Lithium ion sieve modified three-dimensional graphene electrode for selective extraction of lithium by capacitive deionization

Faced with the strong demand of clean energy, development of lithium source is becoming exceedingly vital. Spinel-type manganese oxide (lambda-MnO2) is a typical lithium ion sieve material. Herein, the conductive three-dimensional (3D) lithium ion sieve electrode material was fabricated by in-situ growth of lambda-MnO2 on 3D reduced graphene oxide (3D-rGO) matrix for Li extraction by capacitive deionization (CDI). The lambda-MnO2 modified rGO (lambda-MnO2/rGO) retained the 3D network structure with uniform distribution of lambda-MnO2 nanosheets on rGO. Electrochemical characterization demonstrated its high conductivity and fast lithium ion diffusion rate. By adjusting the rGO concentration, lambda-MnO2 activity was improved significantly. With lambda-MnO2/rGO as a positive electrode (activated carbon as negative electrode), the corresponding CDI system was successfully applied for the selective extraction of Li+. The final rGO content in the lambda-MnO2/rGO was attained by thermogravity analysis. With the appropriate rGO content (15.5%), the obtained lambda-MnO2/rGO electrode achieved the optimal Li+ adsorption amount. The corresponding lambda-MnO2/rGO-based CDI cell showed good selectivity and high cycle stability.

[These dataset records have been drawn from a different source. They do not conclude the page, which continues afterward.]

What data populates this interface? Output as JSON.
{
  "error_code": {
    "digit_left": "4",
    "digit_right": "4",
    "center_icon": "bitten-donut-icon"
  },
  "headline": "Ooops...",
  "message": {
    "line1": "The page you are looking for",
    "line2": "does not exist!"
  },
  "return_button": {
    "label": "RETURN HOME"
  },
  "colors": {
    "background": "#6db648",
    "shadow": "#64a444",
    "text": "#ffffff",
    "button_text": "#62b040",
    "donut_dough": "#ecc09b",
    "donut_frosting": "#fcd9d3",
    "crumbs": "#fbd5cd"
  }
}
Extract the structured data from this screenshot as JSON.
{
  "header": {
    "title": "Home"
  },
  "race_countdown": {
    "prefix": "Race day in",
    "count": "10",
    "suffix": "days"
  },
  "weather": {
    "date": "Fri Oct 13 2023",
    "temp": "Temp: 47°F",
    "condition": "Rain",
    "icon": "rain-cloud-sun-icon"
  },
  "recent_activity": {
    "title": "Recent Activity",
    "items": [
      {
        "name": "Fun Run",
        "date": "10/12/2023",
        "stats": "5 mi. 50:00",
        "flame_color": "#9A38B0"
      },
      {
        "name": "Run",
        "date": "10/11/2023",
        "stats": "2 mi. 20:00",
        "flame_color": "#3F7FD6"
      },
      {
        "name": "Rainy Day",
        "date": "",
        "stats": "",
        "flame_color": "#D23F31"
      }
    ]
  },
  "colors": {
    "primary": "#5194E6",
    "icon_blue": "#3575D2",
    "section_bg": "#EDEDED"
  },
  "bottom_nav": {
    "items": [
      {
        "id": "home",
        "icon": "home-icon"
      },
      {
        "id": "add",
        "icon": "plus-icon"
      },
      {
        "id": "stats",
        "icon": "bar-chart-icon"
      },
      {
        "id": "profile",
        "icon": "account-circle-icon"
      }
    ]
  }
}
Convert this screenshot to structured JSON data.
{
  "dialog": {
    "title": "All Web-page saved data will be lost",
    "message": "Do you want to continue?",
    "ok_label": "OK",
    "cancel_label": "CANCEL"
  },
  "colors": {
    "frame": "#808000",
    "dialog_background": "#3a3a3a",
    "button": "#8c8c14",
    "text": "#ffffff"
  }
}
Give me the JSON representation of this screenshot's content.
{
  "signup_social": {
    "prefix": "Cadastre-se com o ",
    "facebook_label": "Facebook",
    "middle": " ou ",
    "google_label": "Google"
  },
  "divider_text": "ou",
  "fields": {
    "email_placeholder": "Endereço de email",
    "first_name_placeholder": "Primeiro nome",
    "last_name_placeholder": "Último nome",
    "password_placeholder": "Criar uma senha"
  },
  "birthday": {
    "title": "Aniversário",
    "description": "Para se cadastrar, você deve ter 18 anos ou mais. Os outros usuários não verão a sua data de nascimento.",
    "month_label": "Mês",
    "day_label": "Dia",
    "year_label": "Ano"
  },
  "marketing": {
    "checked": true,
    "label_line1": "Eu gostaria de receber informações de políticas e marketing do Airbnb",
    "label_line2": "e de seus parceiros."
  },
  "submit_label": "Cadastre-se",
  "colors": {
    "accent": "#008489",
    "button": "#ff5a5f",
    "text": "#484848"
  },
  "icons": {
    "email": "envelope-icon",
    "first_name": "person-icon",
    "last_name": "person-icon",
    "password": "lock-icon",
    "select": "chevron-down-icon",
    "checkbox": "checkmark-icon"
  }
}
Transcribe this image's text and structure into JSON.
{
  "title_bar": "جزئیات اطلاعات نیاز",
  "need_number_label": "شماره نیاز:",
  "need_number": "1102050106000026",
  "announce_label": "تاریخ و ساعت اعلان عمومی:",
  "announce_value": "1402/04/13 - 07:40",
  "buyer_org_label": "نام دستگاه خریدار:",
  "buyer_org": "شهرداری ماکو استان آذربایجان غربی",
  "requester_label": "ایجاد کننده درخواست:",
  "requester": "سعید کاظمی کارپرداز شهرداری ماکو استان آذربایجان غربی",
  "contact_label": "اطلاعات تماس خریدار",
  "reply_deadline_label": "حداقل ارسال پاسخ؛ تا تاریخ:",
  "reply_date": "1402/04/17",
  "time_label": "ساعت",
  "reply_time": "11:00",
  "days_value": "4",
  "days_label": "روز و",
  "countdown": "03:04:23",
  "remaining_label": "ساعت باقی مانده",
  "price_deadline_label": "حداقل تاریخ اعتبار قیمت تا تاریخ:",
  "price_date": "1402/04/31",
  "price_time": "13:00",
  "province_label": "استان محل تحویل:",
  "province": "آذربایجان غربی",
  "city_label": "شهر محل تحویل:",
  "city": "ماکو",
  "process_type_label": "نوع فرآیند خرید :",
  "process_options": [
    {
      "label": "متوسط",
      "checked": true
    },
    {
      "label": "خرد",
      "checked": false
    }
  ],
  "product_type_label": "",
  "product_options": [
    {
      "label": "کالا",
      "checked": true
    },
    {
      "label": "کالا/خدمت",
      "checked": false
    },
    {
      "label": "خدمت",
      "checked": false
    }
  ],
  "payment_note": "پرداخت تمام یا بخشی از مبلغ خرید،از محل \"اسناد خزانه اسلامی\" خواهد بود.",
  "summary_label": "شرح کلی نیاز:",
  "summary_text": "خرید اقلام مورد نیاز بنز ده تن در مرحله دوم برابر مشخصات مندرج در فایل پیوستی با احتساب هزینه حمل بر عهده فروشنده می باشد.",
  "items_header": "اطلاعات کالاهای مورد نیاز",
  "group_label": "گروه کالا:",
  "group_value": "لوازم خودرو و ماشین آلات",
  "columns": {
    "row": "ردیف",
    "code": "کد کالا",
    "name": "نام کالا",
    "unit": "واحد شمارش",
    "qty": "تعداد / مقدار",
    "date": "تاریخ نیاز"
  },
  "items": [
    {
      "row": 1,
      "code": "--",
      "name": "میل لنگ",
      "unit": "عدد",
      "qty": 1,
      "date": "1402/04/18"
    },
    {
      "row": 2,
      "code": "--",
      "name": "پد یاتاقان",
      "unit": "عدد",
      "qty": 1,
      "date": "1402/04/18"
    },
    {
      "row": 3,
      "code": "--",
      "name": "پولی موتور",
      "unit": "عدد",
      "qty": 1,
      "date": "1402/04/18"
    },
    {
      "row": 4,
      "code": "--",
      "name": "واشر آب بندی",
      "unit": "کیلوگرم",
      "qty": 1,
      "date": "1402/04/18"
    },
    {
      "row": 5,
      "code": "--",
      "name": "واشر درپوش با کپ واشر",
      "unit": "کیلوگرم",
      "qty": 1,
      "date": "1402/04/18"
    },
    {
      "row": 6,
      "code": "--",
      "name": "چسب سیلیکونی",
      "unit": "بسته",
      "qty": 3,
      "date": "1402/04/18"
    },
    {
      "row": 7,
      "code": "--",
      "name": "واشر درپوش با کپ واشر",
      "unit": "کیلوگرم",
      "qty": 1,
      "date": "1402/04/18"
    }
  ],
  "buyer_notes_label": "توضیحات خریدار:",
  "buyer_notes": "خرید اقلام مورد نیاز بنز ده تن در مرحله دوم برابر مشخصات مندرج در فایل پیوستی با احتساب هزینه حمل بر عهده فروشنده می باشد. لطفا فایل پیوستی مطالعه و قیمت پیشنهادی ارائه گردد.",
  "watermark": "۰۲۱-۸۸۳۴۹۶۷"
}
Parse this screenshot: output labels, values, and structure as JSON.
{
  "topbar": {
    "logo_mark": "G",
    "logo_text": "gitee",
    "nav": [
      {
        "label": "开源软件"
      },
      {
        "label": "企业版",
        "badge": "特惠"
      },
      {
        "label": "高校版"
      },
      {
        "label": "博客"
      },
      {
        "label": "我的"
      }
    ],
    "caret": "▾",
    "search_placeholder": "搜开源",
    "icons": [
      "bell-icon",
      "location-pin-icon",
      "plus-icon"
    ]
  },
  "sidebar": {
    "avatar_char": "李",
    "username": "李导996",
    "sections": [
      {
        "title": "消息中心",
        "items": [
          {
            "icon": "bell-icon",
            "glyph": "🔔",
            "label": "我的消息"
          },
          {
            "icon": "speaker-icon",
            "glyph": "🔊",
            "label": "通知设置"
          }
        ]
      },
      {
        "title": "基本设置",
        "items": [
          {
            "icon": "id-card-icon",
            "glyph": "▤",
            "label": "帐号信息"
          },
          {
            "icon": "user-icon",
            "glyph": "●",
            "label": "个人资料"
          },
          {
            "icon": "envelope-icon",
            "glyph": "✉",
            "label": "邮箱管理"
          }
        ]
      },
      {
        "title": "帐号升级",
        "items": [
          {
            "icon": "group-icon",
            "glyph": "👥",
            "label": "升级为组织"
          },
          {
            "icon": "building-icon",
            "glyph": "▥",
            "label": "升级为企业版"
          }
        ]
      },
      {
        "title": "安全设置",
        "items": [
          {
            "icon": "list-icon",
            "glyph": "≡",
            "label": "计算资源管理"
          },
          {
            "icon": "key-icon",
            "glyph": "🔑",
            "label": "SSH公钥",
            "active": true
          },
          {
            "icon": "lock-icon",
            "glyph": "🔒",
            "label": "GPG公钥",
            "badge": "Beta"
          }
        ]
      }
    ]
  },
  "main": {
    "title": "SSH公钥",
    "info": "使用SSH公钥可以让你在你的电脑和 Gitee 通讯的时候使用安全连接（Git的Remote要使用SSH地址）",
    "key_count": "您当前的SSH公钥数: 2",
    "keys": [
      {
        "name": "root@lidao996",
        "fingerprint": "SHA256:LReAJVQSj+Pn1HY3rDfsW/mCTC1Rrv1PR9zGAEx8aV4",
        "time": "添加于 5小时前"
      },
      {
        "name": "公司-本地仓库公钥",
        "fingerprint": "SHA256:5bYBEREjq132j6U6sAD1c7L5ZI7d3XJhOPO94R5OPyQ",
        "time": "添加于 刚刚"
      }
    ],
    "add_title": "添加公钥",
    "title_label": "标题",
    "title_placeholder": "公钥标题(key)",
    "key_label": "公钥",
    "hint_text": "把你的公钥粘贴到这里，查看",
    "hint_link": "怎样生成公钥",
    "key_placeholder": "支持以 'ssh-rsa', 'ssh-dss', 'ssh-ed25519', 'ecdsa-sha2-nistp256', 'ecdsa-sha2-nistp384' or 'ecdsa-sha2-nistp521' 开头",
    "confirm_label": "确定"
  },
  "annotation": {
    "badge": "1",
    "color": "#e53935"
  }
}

When applied to the extraction of lithium from synthetic salt lake brine, the electrode also obtained high Li+ adsorption amount with good selectivity. (C) 2021 Elsevier Inc. All rights reserved.

Automated summary

In this study, a conductive three-dimensional lithium ion sieve electrode material was fabricated by in-situ growth of lambda-MnO2 nanosheets on 3D-rGO matrix. The material exhibited high conductivity and fast lithium ion diffusion rate, making it suitable for lithium ion extraction by capacitive deionization. The electrode showed good selectivity and high cycle stability.